Our first migration to Karaj was in 1929; after my father’s dispute with the Dorvani people escalated, we didn’t stay there anymore. Shortly after, we had some cheese, loaded it onto a cart, and went to Karaj. The cheese was almost a hundred kilograms; my father sold all of it to his cousin. He told him that he wanted to stay there, and his cousin agreed, saying, ‘It’s okay.’ After that, we returned to Dorvan; we stayed there for the winter and spring and migrated again in the summer of 1929.

In Karaj, my father bought a shop for Thirty tomans, across from Kamali shopping center, on the other side of the street. I returned to Dorvan again, and my father stayed. It was a little before the new year eve when he sent a message asking me to go back, in 1929. I was his eldest son, and he had a lot of affection for me. That year, there was a lot of snow; my uncle gave me a ride on a cart and took me to Karaj. It was so cold that my clothes were frozen to my body. When we arrived, we couldn’t take off the clothes because they were frozen on me. Next to my father’s shop, there was a coffeehouse; they took me there, brought charcoal and firewood, lit a fire, and kept me around the fire until the ice melted.

That night, I saw oranges for the first time; I hadn’t seen them or known what they were before. Those who were in the coffeehouse had oranges, and someone peeled one for me, and I ate it. Oranges were a rare fruit in those days; they had mandarins, but not oranges.

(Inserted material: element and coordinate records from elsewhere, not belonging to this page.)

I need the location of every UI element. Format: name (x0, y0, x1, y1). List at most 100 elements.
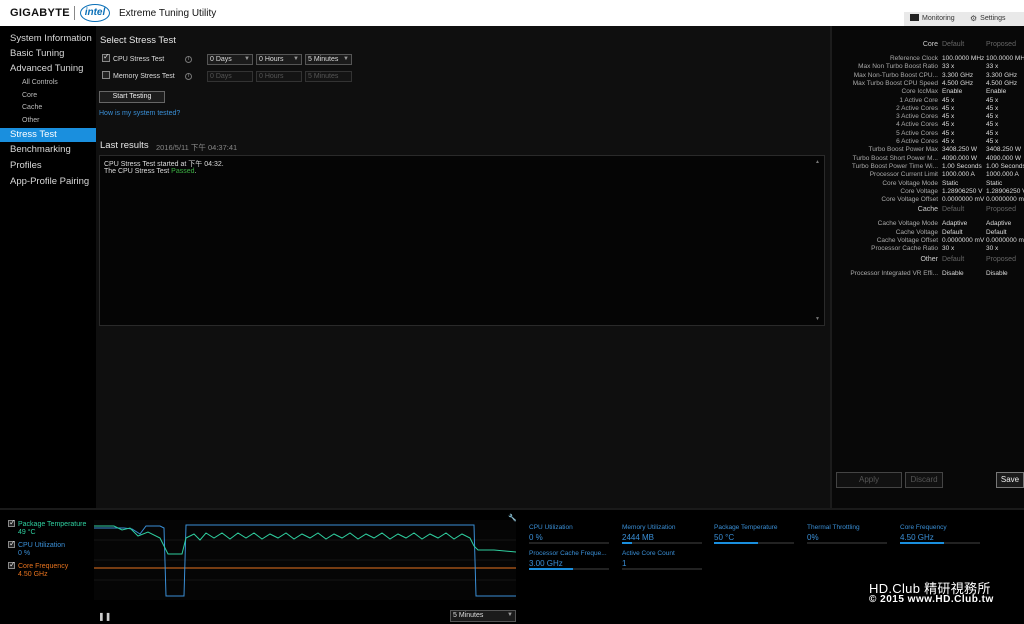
monitor-tile[interactable]: Active Core Count 1 (622, 550, 704, 572)
settings-button[interactable]: ⚙ Settings (970, 14, 1005, 23)
tuning-row[interactable]: 5 Active Cores 45 x 45 x (832, 130, 1024, 138)
tuning-row-label: Processor Current Limit (869, 171, 938, 179)
sidebar-item-stress-test[interactable]: Stress Test (0, 128, 96, 142)
tuning-row-label: 4 Active Cores (896, 121, 938, 129)
watermark-line2: © 2015 www.HD.Club.tw (869, 594, 994, 605)
monitor-tile[interactable]: Processor Cache Freque... 3.00 GHz (529, 550, 611, 572)
monitor-tile[interactable]: Memory Utilization 2444 MB (622, 524, 704, 546)
legend-cpu-utilization[interactable]: CPU Utilization (8, 539, 65, 549)
monitoring-button[interactable]: Monitoring (910, 14, 955, 22)
tuning-row[interactable]: Turbo Boost Power Max 3408.250 W 3408.250 … (832, 146, 1024, 154)
tuning-row-label: Turbo Boost Short Power M... (852, 154, 938, 162)
monitor-tile[interactable]: CPU Utilization 0 % (529, 524, 611, 546)
tile-bar-fill (714, 542, 758, 544)
tuning-row[interactable]: 4 Active Cores 45 x 45 x (832, 121, 1024, 129)
tuning-values-panel: Core Default Proposed Reference Clock 100… (830, 26, 1024, 508)
proposed-header: Proposed (986, 255, 1016, 263)
tuning-row[interactable]: Core IccMax Enable Enable (832, 88, 1024, 96)
cpu-stress-checkbox-row[interactable]: CPU Stress Test (102, 52, 192, 64)
sidebar-item-cache[interactable]: Cache (0, 102, 96, 114)
memory-stress-checkbox[interactable] (102, 71, 110, 79)
graph-duration-select[interactable]: 5 Minutes ▼ (450, 610, 516, 622)
tuning-row[interactable]: Reference Clock 100.0000 MHz100.0000 MHz (832, 55, 1024, 63)
tuning-row-default: 45 x (942, 138, 955, 145)
tuning-row-proposed: 45 x (986, 96, 999, 104)
tuning-row[interactable]: Cache Voltage Default Default (832, 229, 1024, 237)
tuning-row[interactable]: Max Turbo Boost CPU Speed 4.500 GHz 4.500 … (832, 80, 1024, 88)
result-line-status: The CPU Stress Test Passed. (104, 168, 196, 175)
legend-core-frequency[interactable]: Core Frequency (8, 560, 68, 570)
cache-header-label: Cache (917, 206, 938, 214)
legend-package-temperature[interactable]: Package Temperature (8, 518, 86, 528)
discard-button[interactable]: Discard (905, 472, 943, 488)
monitor-tile[interactable]: Package Temperature 50 °C (714, 524, 796, 546)
tuning-row-default: 45 x (942, 129, 955, 137)
tuning-row[interactable]: Turbo Boost Short Power M... 4090.000 W 40… (832, 155, 1024, 163)
sidebar-item-app-profile-pairing[interactable]: App-Profile Pairing (0, 175, 96, 189)
tuning-row[interactable]: Processor Cache Ratio 30 x 30 x (832, 245, 1024, 253)
tuning-row[interactable]: 1 Active Core 45 x 45 x (832, 97, 1024, 105)
pause-icon[interactable]: ❚❚ (98, 612, 111, 621)
tuning-row-proposed: 45 x (986, 129, 999, 137)
apply-button[interactable]: Apply (836, 472, 902, 488)
save-button[interactable]: Save (996, 472, 1024, 488)
sidebar-item-other[interactable]: Other (0, 115, 96, 127)
sidebar-item-basic-tuning[interactable]: Basic Tuning (0, 47, 96, 61)
tuning-row[interactable]: 6 Active Cores 45 x 45 x (832, 138, 1024, 146)
monitor-tile[interactable]: Core Frequency 4.50 GHz (900, 524, 982, 546)
other-section-header: Other Default Proposed (832, 256, 1024, 266)
tuning-row[interactable]: Cache Voltage Offset 0.0000000 mV 0.000000… (832, 237, 1024, 245)
tuning-row[interactable]: 3 Active Cores 45 x 45 x (832, 113, 1024, 121)
tuning-row[interactable]: Max Non Turbo Boost Ratio 33 x 33 x (832, 63, 1024, 71)
tuning-row[interactable]: Processor Current Limit 1000.000 A 1000.00… (832, 171, 1024, 179)
tile-value: 50 °C (714, 533, 735, 542)
sidebar-item-all-controls[interactable]: All Controls (0, 77, 96, 89)
tuning-row[interactable]: Core Voltage Mode Static Static (832, 180, 1024, 188)
intel-logo: intel (80, 4, 110, 22)
help-link[interactable]: How is my system tested? (99, 110, 180, 117)
cpu-stress-checkbox[interactable] (102, 52, 110, 62)
tuning-row-label: Core IccMax (901, 88, 938, 96)
tile-value: 0% (807, 533, 819, 542)
graph-settings-icon[interactable]: 🔧 (508, 514, 517, 522)
cpu-minutes-select[interactable]: 5 Minutes ▼ (305, 54, 352, 65)
info-icon[interactable]: i (185, 73, 192, 80)
info-icon[interactable]: i (185, 56, 192, 63)
tuning-row[interactable]: Core Voltage Offset 0.0000000 mV 0.0000000… (832, 196, 1024, 204)
cpu-util-checkbox[interactable] (8, 539, 16, 548)
tile-value: 3.00 GHz (529, 559, 563, 568)
scroll-up-icon[interactable]: ▲ (815, 159, 820, 165)
package-temp-checkbox[interactable] (8, 518, 16, 527)
tuning-row-default: 30 x (942, 245, 955, 253)
tuning-row[interactable]: Max Non-Turbo Boost CPU... 3.300 GHz 3.300… (832, 72, 1024, 80)
tile-value: 0 % (529, 533, 543, 542)
sidebar-item-benchmarking[interactable]: Benchmarking (0, 143, 96, 157)
tuning-row[interactable]: 2 Active Cores 45 x 45 x (832, 105, 1024, 113)
tuning-row-proposed: 3.300 GHz (986, 71, 1018, 79)
results-log[interactable]: CPU Stress Test started at 下午 04:32. The… (99, 155, 825, 326)
tuning-row[interactable]: Core Voltage 1.28906250 V 1.28906250 V (832, 188, 1024, 196)
tuning-row-default: 0.0000000 mV (942, 237, 985, 244)
cpu-hours-select[interactable]: 0 Hours ▼ (256, 54, 302, 65)
tuning-row-proposed: 45 x (986, 104, 999, 112)
tuning-row-proposed: 4090.000 W (986, 154, 1022, 162)
tuning-row[interactable]: Cache Voltage Mode Adaptive Adaptive (832, 220, 1024, 228)
core-freq-checkbox[interactable] (8, 560, 16, 569)
cpu-days-select[interactable]: 0 Days ▼ (207, 54, 253, 65)
sidebar-item-core[interactable]: Core (0, 90, 96, 102)
start-testing-button[interactable]: Start Testing (99, 91, 165, 103)
monitor-tile[interactable]: Thermal Throttling 0% (807, 524, 889, 546)
sidebar-item-advanced-tuning[interactable]: Advanced Tuning (0, 62, 96, 76)
monitor-icon (910, 14, 919, 21)
memory-stress-checkbox-row[interactable]: Memory Stress Test (102, 71, 192, 81)
sidebar-item-profiles[interactable]: Profiles (0, 159, 96, 173)
tuning-row-proposed: 0.0000000 mV (986, 196, 1024, 204)
tile-label: CPU Utilization (529, 524, 573, 531)
tuning-row[interactable]: Turbo Boost Power Time Wi... 1.00 Seconds… (832, 163, 1024, 171)
scroll-down-icon[interactable]: ▼ (815, 316, 820, 322)
tuning-row[interactable]: Processor Integrated VR Effi... Disable Di… (832, 270, 1024, 278)
tuning-row-default: 4.500 GHz (942, 79, 974, 87)
tuning-row-proposed: 45 x (986, 113, 999, 121)
legend-value: 49 °C (18, 529, 36, 536)
sidebar-item-system-information[interactable]: System Information (0, 32, 96, 46)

At that time, my father and I used to sleep in the shop at night. That same year, on Wednesday night (Chaharshanbe Suri), I said I wanted to play with fireworks. My father said he didn’t have charcoal or firewood to burn. I didn’t listen and kept making noise. Our neighbor had a grocery store; he came and asked, ‘What’s going on? What does this child want?’ My father explained the situation to him, and he said, ‘I have firewood; I’ll bring it.’ At that time, they imported sugar from Belgium, and to prevent the sugar from clumping, they put it in cones. Our neighbor had some leftover sugar cones; they brought them, made seven cones, poured oil, and set them on fire. I started jumping over the fire, and someone behind me jumped too. In the process, we collided, and the heel of his shoe hit my leg, right above my ankle. It felt like being pierced with a hot iron rod, and I screamed in pain. My father initially thought I had caught fire and rushed out. My leg was broken; it was dangling. That night, I cried in that shop, and my father cried too.

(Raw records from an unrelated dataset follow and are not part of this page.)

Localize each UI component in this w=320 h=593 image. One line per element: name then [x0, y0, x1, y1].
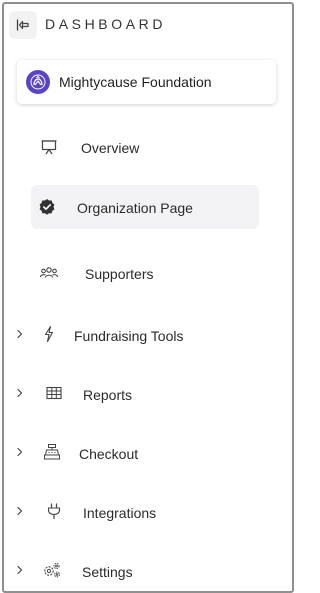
sidebar-item-label: Fundraising Tools — [74, 328, 184, 344]
sidebar-item-label: Overview — [81, 140, 140, 156]
sidebar-item-integrations[interactable]: Integrations — [12, 489, 270, 533]
sidebar-item-label: Integrations — [83, 505, 157, 521]
presentation-board-icon — [39, 137, 59, 157]
sidebar-item-checkout[interactable]: Checkout — [12, 430, 270, 474]
sidebar-item-label: Reports — [83, 387, 133, 403]
chevron-right-icon — [15, 506, 25, 516]
sidebar-item-settings[interactable]: Settings — [12, 548, 270, 591]
organization-name: Mightycause Foundation — [59, 74, 212, 90]
cash-register-icon — [42, 442, 62, 462]
plug-icon — [44, 501, 64, 521]
chevron-right-icon — [15, 565, 25, 575]
sidebar-item-overview[interactable]: Overview — [31, 125, 259, 169]
sidebar-item-label: Supporters — [85, 266, 154, 282]
sidebar-item-supporters[interactable]: Supporters — [31, 251, 259, 295]
table-icon — [44, 383, 64, 403]
sidebar-item-organization-page[interactable]: Organization Page — [31, 185, 259, 229]
lightning-icon — [39, 324, 59, 344]
gears-icon — [42, 560, 62, 580]
sidebar-item-reports[interactable]: Reports — [12, 371, 270, 415]
sidebar-item-fundraising-tools[interactable]: Fundraising Tools — [12, 312, 270, 356]
sidebar-item-label: Organization Page — [77, 200, 193, 216]
group-icon — [39, 263, 59, 283]
collapse-sidebar-button[interactable] — [9, 11, 37, 39]
verified-badge-icon — [37, 197, 57, 217]
sidebar-item-label: Settings — [82, 564, 133, 580]
chevron-right-icon — [15, 329, 25, 339]
sidebar-item-label: Checkout — [79, 446, 139, 462]
organization-switcher[interactable]: Mightycause Foundation — [17, 60, 276, 104]
dashboard-sidebar: DASHBOARD Mightycause Foundation Overvie… — [2, 2, 294, 593]
collapse-sidebar-icon — [16, 18, 30, 32]
sidebar-title: DASHBOARD — [45, 16, 167, 32]
organization-avatar — [26, 70, 50, 94]
chevron-right-icon — [15, 388, 25, 398]
chevron-right-icon — [15, 447, 25, 457]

In the morning, the neighbors suggested taking me to Tehran. At that time, there were no doctors and medicine like now. In the meantime, someone had a splint, and they finally went and brought it. They took me to the neighbor’s caravanserai; some Dorvani people were there too. An old man with a splint ordered them to hold me firmly, and then he began pulling my leg. If he didn’t do this, my leg could have become shorter. When someone’s leg breaks, the muscles contract, bones get misaligned, and they fuse that way. In short, he pulled my leg until the bones aligned, and it was excruciatingly painful. I kept cursing and yelling, ‘Let go of my leg! Let go of my leg!’ In the end, they made a bandage with egg yolk and a medicinal plant, placed it on my leg, and secured it with a piece of wood. I spent the rest of the night hobbling around on my own.

In the summer, we rented a house in Deh-e Karaj, next to the mosque; my mother and siblings also came. On the way, my mother fell off the cart, and her hands broke in several places. We struggled with these fractures for a long time, and in the end, they didn’t heal properly; her hand wouldn’t come up above her head.